Last night at Sotheby’s Paris Oceanic and African art market paid a tribute to art history with a successful auction including 66 selected pieces from the most interesting areas of the Continent and Indian Ocean. You may say that fetching ‘only’ €10.725.500 and leaving roughly 20 unsold pieces on the ground is nothing to be happy about these days; but we would not agree with that. Classic African art market is very hot at the moment, as it was clear during the last edition of Parcours du Monde, in Paris. It’s probably too hot, and this auction was a success because it proved that the market is still very selective. African and Oceanic art is steadily growing, instead of bubbling. Before yesterday Sotheby’s ‘Arts d’Afrique et d’Océanie‘ auction reached €10 million only in a single occasion. It was June 2015, when the art market was peaking (auction total €11.101.775). Last June it scored only €4.338.750, while in December 2016 the total sale was €2.632.125.

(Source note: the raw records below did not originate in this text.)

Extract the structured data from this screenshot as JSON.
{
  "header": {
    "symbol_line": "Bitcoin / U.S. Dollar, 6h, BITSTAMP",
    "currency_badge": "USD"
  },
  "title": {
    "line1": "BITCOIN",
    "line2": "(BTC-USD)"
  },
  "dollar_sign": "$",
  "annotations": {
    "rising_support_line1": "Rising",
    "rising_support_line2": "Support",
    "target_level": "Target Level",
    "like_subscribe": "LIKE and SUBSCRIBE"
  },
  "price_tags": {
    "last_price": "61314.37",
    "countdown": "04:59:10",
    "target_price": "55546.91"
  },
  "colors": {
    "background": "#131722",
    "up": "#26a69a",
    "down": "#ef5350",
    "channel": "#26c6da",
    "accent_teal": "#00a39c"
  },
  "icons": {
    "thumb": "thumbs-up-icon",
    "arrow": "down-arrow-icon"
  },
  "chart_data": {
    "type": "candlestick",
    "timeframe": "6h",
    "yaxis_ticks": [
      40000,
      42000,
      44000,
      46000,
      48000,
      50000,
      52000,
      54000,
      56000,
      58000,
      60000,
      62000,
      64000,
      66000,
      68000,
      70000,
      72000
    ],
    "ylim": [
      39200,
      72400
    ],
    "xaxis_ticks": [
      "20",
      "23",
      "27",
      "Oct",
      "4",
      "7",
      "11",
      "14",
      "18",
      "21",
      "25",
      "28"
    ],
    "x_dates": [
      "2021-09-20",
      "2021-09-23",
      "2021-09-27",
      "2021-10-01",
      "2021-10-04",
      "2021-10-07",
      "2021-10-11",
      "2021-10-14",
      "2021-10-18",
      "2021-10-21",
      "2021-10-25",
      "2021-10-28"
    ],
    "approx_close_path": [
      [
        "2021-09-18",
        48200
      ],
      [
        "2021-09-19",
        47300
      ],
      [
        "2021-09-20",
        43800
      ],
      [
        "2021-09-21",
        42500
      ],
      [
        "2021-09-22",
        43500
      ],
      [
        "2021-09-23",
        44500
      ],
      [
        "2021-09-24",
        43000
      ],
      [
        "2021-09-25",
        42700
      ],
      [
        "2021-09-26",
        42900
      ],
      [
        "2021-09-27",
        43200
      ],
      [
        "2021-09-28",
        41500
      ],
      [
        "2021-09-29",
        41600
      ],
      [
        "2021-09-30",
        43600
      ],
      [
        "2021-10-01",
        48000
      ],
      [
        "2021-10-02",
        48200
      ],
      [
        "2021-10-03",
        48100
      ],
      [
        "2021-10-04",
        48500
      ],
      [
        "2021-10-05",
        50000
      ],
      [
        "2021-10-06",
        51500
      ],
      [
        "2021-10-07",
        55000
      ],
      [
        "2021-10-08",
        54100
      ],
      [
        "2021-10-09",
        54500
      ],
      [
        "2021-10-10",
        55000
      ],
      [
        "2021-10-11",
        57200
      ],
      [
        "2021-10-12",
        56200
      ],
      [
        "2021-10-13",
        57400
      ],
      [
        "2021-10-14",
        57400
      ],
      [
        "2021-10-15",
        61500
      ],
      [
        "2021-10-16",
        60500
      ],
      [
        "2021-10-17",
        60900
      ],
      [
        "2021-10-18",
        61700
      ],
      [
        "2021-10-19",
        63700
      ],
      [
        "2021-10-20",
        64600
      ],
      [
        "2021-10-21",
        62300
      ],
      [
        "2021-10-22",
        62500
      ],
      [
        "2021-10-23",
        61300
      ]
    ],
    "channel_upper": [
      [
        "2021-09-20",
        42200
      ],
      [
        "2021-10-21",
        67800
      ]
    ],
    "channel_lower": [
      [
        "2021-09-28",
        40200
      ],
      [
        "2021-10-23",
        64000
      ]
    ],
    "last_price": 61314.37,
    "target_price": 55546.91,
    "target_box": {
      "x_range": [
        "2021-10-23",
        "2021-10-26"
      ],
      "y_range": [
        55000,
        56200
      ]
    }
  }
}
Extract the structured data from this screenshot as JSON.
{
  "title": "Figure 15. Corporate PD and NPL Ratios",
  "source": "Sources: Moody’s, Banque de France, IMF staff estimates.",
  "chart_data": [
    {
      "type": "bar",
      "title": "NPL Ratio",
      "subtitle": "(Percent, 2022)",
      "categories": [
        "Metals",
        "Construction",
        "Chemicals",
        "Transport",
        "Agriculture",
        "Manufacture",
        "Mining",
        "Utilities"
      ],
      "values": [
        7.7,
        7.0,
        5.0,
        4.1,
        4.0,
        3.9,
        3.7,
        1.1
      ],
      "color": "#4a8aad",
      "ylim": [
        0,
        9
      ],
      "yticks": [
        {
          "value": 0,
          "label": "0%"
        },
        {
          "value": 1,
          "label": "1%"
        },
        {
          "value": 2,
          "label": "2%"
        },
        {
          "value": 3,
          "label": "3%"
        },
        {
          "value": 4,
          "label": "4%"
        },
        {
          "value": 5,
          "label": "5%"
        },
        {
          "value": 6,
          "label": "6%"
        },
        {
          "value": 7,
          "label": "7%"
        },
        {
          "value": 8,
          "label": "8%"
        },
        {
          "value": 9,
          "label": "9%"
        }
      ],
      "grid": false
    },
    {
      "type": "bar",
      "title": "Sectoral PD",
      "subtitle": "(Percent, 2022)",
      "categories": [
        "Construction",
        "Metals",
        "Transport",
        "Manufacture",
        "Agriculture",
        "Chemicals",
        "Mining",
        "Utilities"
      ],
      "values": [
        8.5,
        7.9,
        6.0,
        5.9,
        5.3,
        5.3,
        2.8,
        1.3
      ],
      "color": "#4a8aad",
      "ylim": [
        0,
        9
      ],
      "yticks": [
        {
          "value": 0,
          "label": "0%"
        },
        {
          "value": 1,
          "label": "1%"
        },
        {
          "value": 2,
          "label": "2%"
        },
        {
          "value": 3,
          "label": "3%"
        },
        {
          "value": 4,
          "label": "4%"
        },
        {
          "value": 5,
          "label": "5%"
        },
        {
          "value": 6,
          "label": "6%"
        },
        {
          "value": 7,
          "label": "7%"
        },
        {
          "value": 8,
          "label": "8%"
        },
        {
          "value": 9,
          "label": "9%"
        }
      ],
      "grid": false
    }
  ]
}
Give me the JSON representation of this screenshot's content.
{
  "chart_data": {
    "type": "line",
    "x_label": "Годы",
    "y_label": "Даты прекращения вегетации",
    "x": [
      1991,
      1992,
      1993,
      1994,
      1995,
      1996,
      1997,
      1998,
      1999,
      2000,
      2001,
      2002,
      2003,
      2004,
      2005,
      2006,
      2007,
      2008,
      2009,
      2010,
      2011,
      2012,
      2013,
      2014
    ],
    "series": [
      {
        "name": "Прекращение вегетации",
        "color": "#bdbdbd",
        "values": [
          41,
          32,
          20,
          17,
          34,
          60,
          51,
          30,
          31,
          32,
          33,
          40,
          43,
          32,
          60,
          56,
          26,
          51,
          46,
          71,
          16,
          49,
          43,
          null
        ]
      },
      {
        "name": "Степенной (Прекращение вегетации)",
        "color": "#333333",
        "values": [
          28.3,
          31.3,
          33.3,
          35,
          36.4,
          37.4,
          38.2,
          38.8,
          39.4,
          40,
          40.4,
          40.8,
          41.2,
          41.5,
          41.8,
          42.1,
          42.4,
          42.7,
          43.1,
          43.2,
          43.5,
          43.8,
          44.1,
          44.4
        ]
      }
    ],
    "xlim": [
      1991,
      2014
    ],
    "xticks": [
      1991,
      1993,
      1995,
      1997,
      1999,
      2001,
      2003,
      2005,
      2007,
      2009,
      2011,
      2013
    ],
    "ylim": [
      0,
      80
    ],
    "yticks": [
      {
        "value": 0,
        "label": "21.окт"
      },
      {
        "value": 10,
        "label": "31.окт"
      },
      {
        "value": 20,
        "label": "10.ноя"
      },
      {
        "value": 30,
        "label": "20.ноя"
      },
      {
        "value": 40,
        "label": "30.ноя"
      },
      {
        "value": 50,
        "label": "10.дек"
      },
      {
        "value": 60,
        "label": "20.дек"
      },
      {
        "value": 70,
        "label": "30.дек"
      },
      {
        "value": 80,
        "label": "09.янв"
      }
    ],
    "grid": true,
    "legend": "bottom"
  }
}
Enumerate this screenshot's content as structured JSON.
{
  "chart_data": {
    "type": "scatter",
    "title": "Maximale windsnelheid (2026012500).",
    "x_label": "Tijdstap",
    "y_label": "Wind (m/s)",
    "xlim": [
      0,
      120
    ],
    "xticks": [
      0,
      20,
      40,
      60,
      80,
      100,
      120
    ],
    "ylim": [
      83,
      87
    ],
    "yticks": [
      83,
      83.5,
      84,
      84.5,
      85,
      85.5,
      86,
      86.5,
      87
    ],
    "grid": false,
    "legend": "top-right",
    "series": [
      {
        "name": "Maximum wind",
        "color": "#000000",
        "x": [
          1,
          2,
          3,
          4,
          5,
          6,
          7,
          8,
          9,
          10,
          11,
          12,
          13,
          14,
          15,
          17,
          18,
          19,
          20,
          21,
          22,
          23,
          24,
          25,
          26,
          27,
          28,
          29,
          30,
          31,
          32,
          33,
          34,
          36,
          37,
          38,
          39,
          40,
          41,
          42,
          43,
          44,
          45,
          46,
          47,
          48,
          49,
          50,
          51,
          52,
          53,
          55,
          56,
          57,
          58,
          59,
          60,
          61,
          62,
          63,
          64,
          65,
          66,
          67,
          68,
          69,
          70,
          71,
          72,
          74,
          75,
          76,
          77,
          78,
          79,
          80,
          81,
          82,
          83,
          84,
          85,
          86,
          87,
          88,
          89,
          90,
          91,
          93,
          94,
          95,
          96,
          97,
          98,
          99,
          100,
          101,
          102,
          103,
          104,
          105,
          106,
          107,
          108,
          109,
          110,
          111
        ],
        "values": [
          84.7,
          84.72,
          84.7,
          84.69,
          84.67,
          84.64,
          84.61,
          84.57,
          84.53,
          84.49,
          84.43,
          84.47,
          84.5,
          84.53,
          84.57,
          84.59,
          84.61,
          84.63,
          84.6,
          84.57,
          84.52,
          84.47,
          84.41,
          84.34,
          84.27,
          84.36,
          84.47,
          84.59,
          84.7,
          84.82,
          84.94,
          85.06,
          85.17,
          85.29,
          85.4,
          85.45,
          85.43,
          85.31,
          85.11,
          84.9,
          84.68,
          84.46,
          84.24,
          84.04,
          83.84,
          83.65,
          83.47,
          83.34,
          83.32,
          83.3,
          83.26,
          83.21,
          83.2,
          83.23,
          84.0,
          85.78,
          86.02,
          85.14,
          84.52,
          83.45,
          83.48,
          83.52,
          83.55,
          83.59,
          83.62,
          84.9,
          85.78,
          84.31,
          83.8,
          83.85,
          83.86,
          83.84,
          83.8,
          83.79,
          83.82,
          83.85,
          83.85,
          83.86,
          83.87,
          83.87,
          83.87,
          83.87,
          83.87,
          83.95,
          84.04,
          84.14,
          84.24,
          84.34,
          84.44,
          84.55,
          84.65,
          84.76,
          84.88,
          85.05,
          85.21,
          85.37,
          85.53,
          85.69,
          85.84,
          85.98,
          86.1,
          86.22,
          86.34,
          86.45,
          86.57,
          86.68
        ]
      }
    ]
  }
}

Last night the sale’s highlights had strong market. The outstanding pair of ‘Rapa’ form Easter Island, in Polynesia, doubled the estimate and went sold for €3.876.700 (buyer’s premium included). The Rapa were dancing tools, “usually held in each hand, but from time to time [during the dance], one and sometimes both are discarded” (Thomson, “Te Pito te Henua, or Easter Island”, Annual Report of the Board of Regents of the Smithsonian Institution, 1891, p. 491 – quote from auction’s catalogue). Their minimal decoration, likely reminding Europeans of the typical medieval archways in architecture, jewellery, altar pieces or decorated book, is dramatically expressive. Similarly, a powerful Maori Pendant from Hei Tiki, New Zeland, fetched €27.500; the auction house estimated to sell it between €12.000 and 18.000. The piece had a solid provenance and was of an extraordinary quality, proving that it belonged to a mighty family. It is not for a case that Sotheby’s chose it as the first item to be auctioned and put it on exhibition beside the above mentioned pair of Rapa.
Also the indigo and red Lumbu figure from Gabon almost doubled the high estimate. It sold for €175,000. ‘The Lumbu call chimpanzees nzighu – wrote art historian Charlotte Grand-Dufay in the auction catalogue –, and their sculptural interpretation reveals the unique ingenuity of the art of the Lumbu people and the cultural specificity of their style’. But that ingenuity didn’t prevent them from employing a reflecting material for the statue eyes and turning the chimpanzee into an iconic two legs entity that could easily find a place in a Bosch painting.
Oceanic clubs’ lovers may have noticed that the Vunikau Club from the Fiji Islands (Polynesia) went sold for €13,750 (estimate €6,000 – 9,000), while the Kota Helmet-Mask (Gabon) sold at €31,250, in the area of its low estimate. It was bought by writer and adventurer Daniel Henriot in Batouala exactly 50 years ago.
Among the pieces that last night didn’t find a buyer we would like to mention the We / Guere Mask, (Ivory Coast). Estimated to sell between €20.000 and 30.000 the piece was expressive and well preserved, but it couldn’t count on a provenance as strong as the above mentioned pieces, and probably that was the main problem. Despite expectations about African economy and African art market are high at the moment, and a generation of new collectors is emerging, also in this area the market is getting very selective and polarized. But this is a very good news indeed.